Let’s make it personal: if someone told me again and again that they wanted to kill me and my entire family — and then acted on that threat — would I not defend myself? Wouldn’t you? If Hamas were Canada, and we were Israel, and they did to us what Hamas has done to them, there wouldn’t be a single building left standing north of our border. That’s not a question of morality.

That’s just the truth. All people — every people — have a God-given right to protect themselves. And Israel is doing exactly that.

My support for Israel’s right to finish the fight against Hamas comes after eighty years of rejected peace offers and failed two-state solutions. Hamas has never hidden its mission — the eradication of Israel. That’s not a political disagreement.

That’s not a land dispute. That is an annihilationist ideology. And while I do not believe this is America’s war to fight, I do believe — with every fiber of my being — that it is Israel’s right, and moral duty, to defend her people.

Criticism of military tactics is fair. That’s not antisemitism. But denying Israel’s right to exist, or excusing — even celebrating — the barbarity of Hamas? That’s something far darker.

We saw it on October 7th — the face of evil itself. Women and children slaughtered. Babies burned alive. Innocent people raped and dragged through the streets. And now, to see our own fellow citizens march in defense of that evil… that is nothing short of a moral collapse.

If the chants in our streets were, “Hamas, return the hostages — Israel, stop the bombing,” we could have a conversation.

But that’s not what we hear.

What we hear is open sympathy for genocidal hatred. And that is a chasm — not just from decency, but from humanity itself. And here lies the danger: that same hatred is taking root here — in Dearborn, in London, in Paris — not as horror, but as heroism. If we are not vigilant, the enemy Israel faces today will be the enemy the free world faces tomorrow.

This isn’t about politics. It’s about truth. It’s about the courage to call evil by its name and to say “Never again” — and mean it.

And you don’t have to open a Bible to understand this. But if you do — if you are a believer — then this issue cuts even deeper. Because the question becomes: what did God promise, and does He keep His word?

He told Abraham, “I will bless those who bless you, and curse those who curse you.” He promised to make Abraham the father of many nations and to give him “the whole land of Canaan.” And though Abraham had other sons, God reaffirmed that promise through Isaac.
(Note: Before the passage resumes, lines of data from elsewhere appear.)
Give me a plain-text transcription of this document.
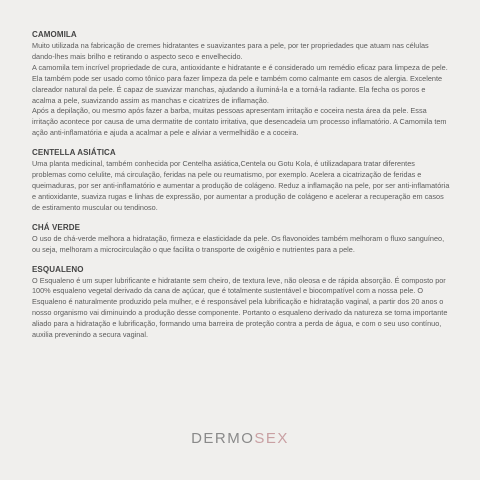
CAMOMILA

Muito utilizada na fabricação de cremes hidratantes e suavizantes para a pele, por ter propriedades que atuam nas células dando-lhes mais brilho e retirando o aspecto seco e envelhecido.

A camomila tem incrível propriedade de cura, antioxidante e hidratante e é considerado um remédio eficaz para limpeza de pele. Ela também pode ser usado como tônico para fazer limpeza da pele e também como calmante em casos de alergia. Excelente clareador natural da pele. É capaz de suavizar manchas, ajudando a iluminá-la e a torná-la radiante. Ela fecha os poros e acalma a pele, suavizando assim as manchas e cicatrizes de inflamação.

Após a depilação, ou mesmo após fazer a barba, muitas pessoas apresentam irritação e coceira nesta área da pele. Essa irritação acontece por causa de uma dermatite de contato irritativa, que desencadeia um processo inflamatório. A Camomila tem ação anti-inflamatória e ajuda a acalmar a pele e aliviar a vermelhidão e a coceira.

CENTELLA ASIÁTICA

Uma planta medicinal, também conhecida por Centelha asiática,Centela ou Gotu Kola, é utilizadapara tratar diferentes problemas como celulite, má circulação, feridas na pele ou reumatismo, por exemplo. Acelera a cicatrização de feridas e queimaduras, por ser anti-inflamatório e aumentar a produção de colágeno. Reduz a inflamação na pele, por ser anti-inflamatória e antioxidante, suaviza rugas e linhas de expressão, por aumentar a produção de colágeno e acelerar a recuperação em casos de estiramento muscular ou tendinoso.

CHÁ VERDE

O uso de chá-verde melhora a hidratação, firmeza e elasticidade da pele. Os flavonoides também melhoram o fluxo sanguíneo, ou seja, melhoram a microcirculação o que facilita o transporte de oxigênio e nutrientes para a pele.

ESQUALENO

O Esqualeno é um super lubrificante e hidratante sem cheiro, de textura leve, não oleosa e de rápida absorção. É composto por 100% esqualeno vegetal derivado da cana de açúcar, que é totalmente sustentável e biocompatível com a nossa pele. O Esqualeno é naturalmente produzido pela mulher, e é responsável pela lubrificação e hidratação vaginal, a partir dos 20 anos o nosso organismo vai diminuindo a produção desse componente. Portanto o esqualeno derivado da natureza se torna importante aliado para a hidratação e lubrificação, formando uma barreira de proteção contra a perda de água, e com o seu uso contínuo, auxilia prevenindo a secura vaginal.

DERMOSEX
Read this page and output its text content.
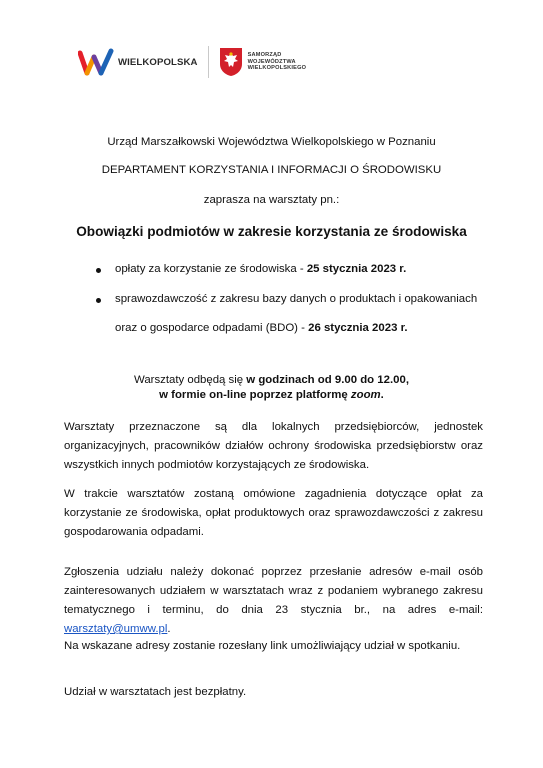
WIELKOPOLSKA
SAMORZĄD
WOJEWÓDZTWA
WIELKOPOLSKIEGO
Urząd Marszałkowski Województwa Wielkopolskiego w Poznaniu
DEPARTAMENT KORZYSTANIA I INFORMACJI O ŚRODOWISKU
zaprasza na warsztaty pn.:
Obowiązki podmiotów w zakresie korzystania ze środowiska
opłaty za korzystanie ze środowiska - 25 stycznia 2023 r.
sprawozdawczość z zakresu bazy danych o produktach i opakowaniach
oraz o gospodarce odpadami (BDO) - 26 stycznia 2023 r.
Warsztaty odbędą się w godzinach od 9.00 do 12.00,
w formie on-line poprzez platformę zoom.

Warsztaty przeznaczone są dla lokalnych przedsiębiorców, jednostek organizacyjnych, pracowników działów ochrony środowiska przedsiębiorstw oraz wszystkich innych podmiotów korzystających ze środowiska.

W trakcie warsztatów zostaną omówione zagadnienia dotyczące opłat za korzystanie ze środowiska, opłat produktowych oraz sprawozdawczości z zakresu gospodarowania odpadami.

Zgłoszenia udziału należy dokonać poprzez przesłanie adresów e-mail osób zainteresowanych udziałem w warsztatach wraz z podaniem wybranego zakresu tematycznego i terminu, do dnia 23 stycznia br., na adres e-mail: warsztaty@umww.pl.

Na wskazane adresy zostanie rozesłany link umożliwiający udział w spotkaniu.

Udział w warsztatach jest bezpłatny.
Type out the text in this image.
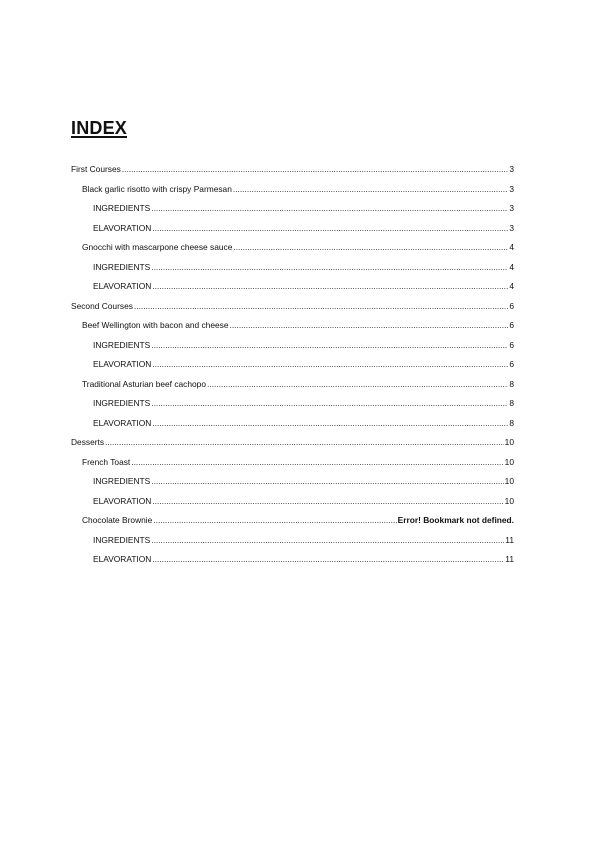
INDEX
First Courses .....	3
Black garlic risotto with crispy Parmesan .....	3
INGREDIENTS .....	3
ELAVORATION .....	3
Gnocchi with mascarpone cheese sauce .....	4
INGREDIENTS .....	4
ELAVORATION .....	4
Second Courses .....	6
Beef Wellington with bacon and cheese .....	6
INGREDIENTS .....	6
ELAVORATION .....	6
Traditional Asturian beef cachopo .....	8
INGREDIENTS .....	8
ELAVORATION .....	8
Desserts .....	10
French Toast .....	10
INGREDIENTS .....	10
ELAVORATION .....	10
Chocolate Brownie .....	Error! Bookmark not defined.
INGREDIENTS .....	11
ELAVORATION .....	11
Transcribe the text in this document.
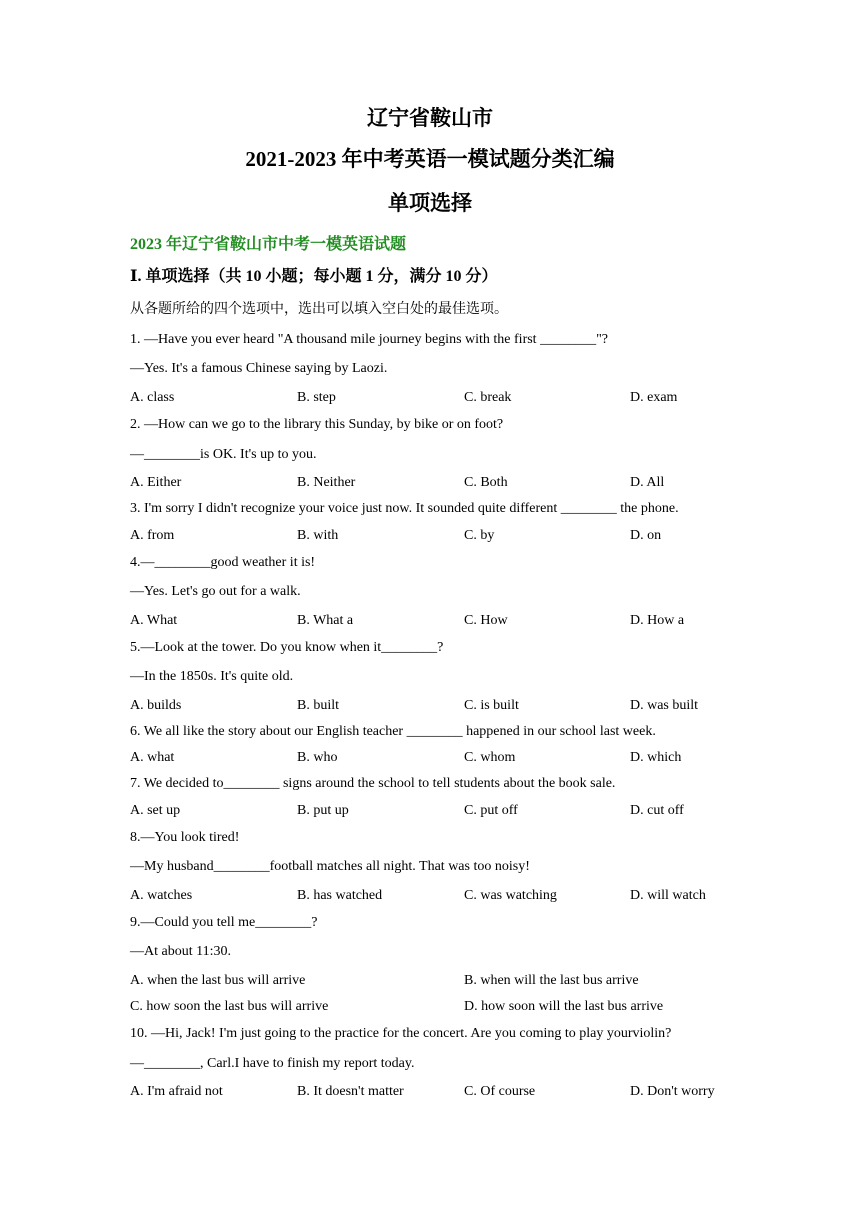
辽宁省鞍山市
2021-2023 年中考英语一模试题分类汇编
单项选择
2023 年辽宁省鞍山市中考一模英语试题
Ⅰ. 单项选择（共 10 小题；每小题 1 分，满分 10 分）
从各题所给的四个选项中，选出可以填入空白处的最佳选项。
1. —Have you ever heard "A thousand mile journey begins with the first ________"?
—Yes. It's a famous Chinese saying by Laozi.
A. class	B. step	C. break	D. exam
2. —How can we go to the library this Sunday, by bike or on foot?
—________is OK. It's up to you.
A. Either	B. Neither	C. Both	D. All
3. I'm sorry I didn't recognize your voice just now. It sounded quite different ________ the phone.
A. from	B. with	C. by	D. on
4.—________good weather it is!
—Yes. Let's go out for a walk.
A. What	B. What a	C. How	D. How a
5.—Look at the tower. Do you know when it________?
—In the 1850s. It's quite old.
A. builds	B. built	C. is built	D. was built
6. We all like the story about our English teacher ________ happened in our school last week.
A. what	B. who	C. whom	D. which
7. We decided to________ signs around the school to tell students about the book sale.
A. set up	B. put up	C. put off	D. cut off
8.—You look tired!
—My husband________football matches all night. That was too noisy!
A. watches	B. has watched	C. was watching	D. will watch
9.—Could you tell me________?
—At about 11:30.
A. when the last bus will arrive	B. when will the last bus arrive
C. how soon the last bus will arrive	D. how soon will the last bus arrive
10. —Hi, Jack! I'm just going to the practice for the concert. Are you coming to play yourviolin?
—________, Carl.I have to finish my report today.
A. I'm afraid not	B. It doesn't matter	C. Of course	D. Don't worry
And then again through Isaac’s son, Jacob — Israel — saying: “The land I gave to Abraham and Isaac I give to you and to your descendants after you.”
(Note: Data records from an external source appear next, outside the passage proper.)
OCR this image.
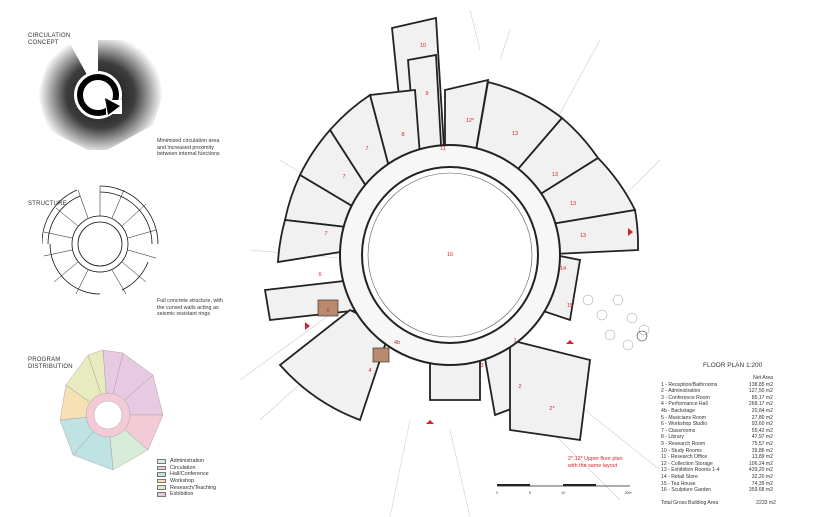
CIRCULATION
CONCEPT
Minimized circulation area
and increased proximity
between internal functions
STRUCTURE
Full concrete structure, with
the curved walls acting as
seismic resistant rings
PROGRAM
DISTRIBUTION
Administration
Circulation
Hall/Conference
Workshop
Research/Teaching
Exhibition
10
9
12*
13
8
11
13
7
7
13
7	13
6
14
16
15
5
4b	1
4
3
2
2*
0	5	10	20m
2*,12* Upper floor plan
with the same layout
FLOOR PLAN 1:200
Net Area
1 - Reception/Bathrooms	138,85 m2
2 - Administration	127,50 m2
3 - Conference Room	85,17 m2
4 - Performance Hall	268,17 m2
4b - Backstage	20,84 m2
5 - Musicians Room	27,80 m2
6 - Workshop Studio	93,60 m2
7 - Classrooms	55,42 m2
8 - Library	47,97 m2
9 - Research Room	75,57 m2
10 - Study Rooms	39,86 m2
11 - Research Office	13,89 m2
12 - Collection Storage	106,24 m2
13 - Exhibition Rooms 1-4	439,20 m2
14 - Retail Store	32,20 m2
15 - Tea House	74,39 m2
16 - Sculpture Garden	359,68 m2
Total Gross Building Area	2233 m2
That’s an everlasting promise.

And from those descendants came a child — born in Bethlehem — who claimed to be the Savior of the world. Jesus never rejected His title as “son of David,” the great King of Israel.

He said plainly that He came “for the lost sheep of the house of Israel.” And when He returns, Scripture says He will return as “the Lion of the tribe of Judah.” And where do you think He will go? Back to His homeland — Israel.

Tamir Kalifa / Stringer | Getty Images

And what will He find when He gets there? His brothers — or his brothers’ enemies? Will the roads where He once walked be preserved? Or will they lie in rubble, as Gaza does today? If what He finds looks like the aftermath of October 7th, then tell me — what will be my defense as a Christian?

Some Christians argue that God’s promises to Israel have been transferred exclusively to the Church. I don’t believe that. But even if you do, then ask yourself this: if we’ve inherited the promises, do we not also inherit the land? Can we claim the birthright and then, like Esau, treat it as worthless when the world tries to steal it?

So, when terrorists come to slaughter Israelis simply for living in the land promised to Abraham, will we stand by? Or will we step forward — into the line of fire — and say,

“Take me instead”?

Because this is not just about Israel’s right to exist.

It’s about whether we still know the difference between good and evil.

It’s about whether we still have the courage to stand where God stands.

And if we cannot — if we will not — then maybe the question isn’t whether Israel will survive. Maybe the question is whether we will.